That Thing Called Character

The lithe young student took the pass from out of bounds. He stood there, almost indolently, as if daring his opponent to take the ball from him. His opponent lunged desperately, but he was too fast. He dribbled the ball, effortlessly it seemed, and his opponent tried to keep up with him. He stopped suddenly and jumped. The ball arched over his opponent’s outstretched hand and floated toward the basket. He heard that unmistakable friction sound that a basketball makes when it settles cleanly in the net and drops through.

The young man took for granted the perfectly executed shot he had made. He had all the classic moves and he had all the shots, from hooks to set-ups. He had the grace and economy of movement that distinguishes the superlative basketball player. But he was not a superlative basketball player and chances were that he never would be. He was lax on defense, he considered teammates a ridiculous superfluity, and he only did his best on special occasions. In short, he lacked character.

Whether or not he ever becomes an outstanding athlete is of no moment. What is of more importance is that the doggedness, the dedication, the consideration for others that was missing on the basketball court likely will be missing in his life. It will affect his education, his vocation, his most intimate relationships.
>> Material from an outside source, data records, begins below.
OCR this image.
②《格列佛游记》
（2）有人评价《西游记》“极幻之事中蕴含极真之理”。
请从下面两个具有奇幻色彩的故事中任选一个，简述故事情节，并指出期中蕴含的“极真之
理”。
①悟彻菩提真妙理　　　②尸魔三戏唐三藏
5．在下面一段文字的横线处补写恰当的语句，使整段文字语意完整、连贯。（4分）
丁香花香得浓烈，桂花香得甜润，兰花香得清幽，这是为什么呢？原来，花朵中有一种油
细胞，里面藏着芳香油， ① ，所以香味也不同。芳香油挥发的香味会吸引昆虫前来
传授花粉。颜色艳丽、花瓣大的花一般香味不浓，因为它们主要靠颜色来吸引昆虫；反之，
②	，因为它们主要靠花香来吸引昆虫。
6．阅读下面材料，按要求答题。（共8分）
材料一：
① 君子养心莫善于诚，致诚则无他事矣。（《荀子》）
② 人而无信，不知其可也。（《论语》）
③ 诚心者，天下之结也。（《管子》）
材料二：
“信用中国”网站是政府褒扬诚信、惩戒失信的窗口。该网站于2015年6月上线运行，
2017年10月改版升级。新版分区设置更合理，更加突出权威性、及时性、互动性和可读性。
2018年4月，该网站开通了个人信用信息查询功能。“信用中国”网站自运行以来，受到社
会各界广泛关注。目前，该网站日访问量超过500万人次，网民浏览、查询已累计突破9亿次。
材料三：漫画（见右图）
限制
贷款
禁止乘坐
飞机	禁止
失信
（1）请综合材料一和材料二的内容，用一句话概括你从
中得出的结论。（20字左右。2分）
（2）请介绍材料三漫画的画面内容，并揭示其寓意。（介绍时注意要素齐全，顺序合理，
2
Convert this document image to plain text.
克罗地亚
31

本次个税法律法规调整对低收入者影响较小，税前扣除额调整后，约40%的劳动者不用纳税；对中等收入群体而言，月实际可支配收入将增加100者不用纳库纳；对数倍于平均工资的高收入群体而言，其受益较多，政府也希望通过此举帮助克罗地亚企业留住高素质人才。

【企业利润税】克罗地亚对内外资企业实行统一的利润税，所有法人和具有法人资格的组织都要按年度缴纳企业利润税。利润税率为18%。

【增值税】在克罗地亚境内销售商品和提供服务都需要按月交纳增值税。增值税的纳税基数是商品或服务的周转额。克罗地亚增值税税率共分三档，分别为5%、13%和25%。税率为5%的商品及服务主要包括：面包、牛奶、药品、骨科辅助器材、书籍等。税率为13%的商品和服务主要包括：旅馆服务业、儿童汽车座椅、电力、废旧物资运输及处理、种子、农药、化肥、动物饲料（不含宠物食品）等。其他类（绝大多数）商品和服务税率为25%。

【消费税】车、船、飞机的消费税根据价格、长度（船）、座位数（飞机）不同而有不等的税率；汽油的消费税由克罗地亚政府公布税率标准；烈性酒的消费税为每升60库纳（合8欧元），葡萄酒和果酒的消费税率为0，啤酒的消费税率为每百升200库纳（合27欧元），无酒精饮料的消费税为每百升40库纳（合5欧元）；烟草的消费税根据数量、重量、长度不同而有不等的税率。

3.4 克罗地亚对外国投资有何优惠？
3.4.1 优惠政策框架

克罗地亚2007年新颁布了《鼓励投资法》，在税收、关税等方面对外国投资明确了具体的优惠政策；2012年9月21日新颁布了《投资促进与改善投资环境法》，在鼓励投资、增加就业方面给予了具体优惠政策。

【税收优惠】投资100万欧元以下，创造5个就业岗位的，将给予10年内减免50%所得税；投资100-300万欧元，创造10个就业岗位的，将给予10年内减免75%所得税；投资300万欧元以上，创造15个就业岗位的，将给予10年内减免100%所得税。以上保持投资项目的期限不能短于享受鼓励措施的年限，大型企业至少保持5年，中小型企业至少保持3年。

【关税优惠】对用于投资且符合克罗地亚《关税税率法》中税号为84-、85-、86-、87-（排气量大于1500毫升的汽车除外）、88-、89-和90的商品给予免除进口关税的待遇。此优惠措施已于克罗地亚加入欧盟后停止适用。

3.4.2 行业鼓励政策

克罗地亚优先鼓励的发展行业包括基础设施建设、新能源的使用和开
Every little area of human activity is a magical microcosm of life itself. It is a sobering reflection to realize that all of our most important qualities are visible in such insignificant actions. Emerson said that all the universe is seen in a single leaf.

If we only knew how quick we are to betray ourselves! The discerning man would easily plot most of our future failures. In the way an adolescent mistreats his mother, or father, or brother or sister, or grandparent, is the seed of future difficulties and sadness. The daily schoolroom, with all the cheating and indifference, is a polygraph of future disappointments and failures. The self-centered conversationalist is setting forth in the most vivid manner the symptoms of his insecurity. In a thousand little ways we shout to others the most important qualities about us, but we ourselves are ignorant of the revelation.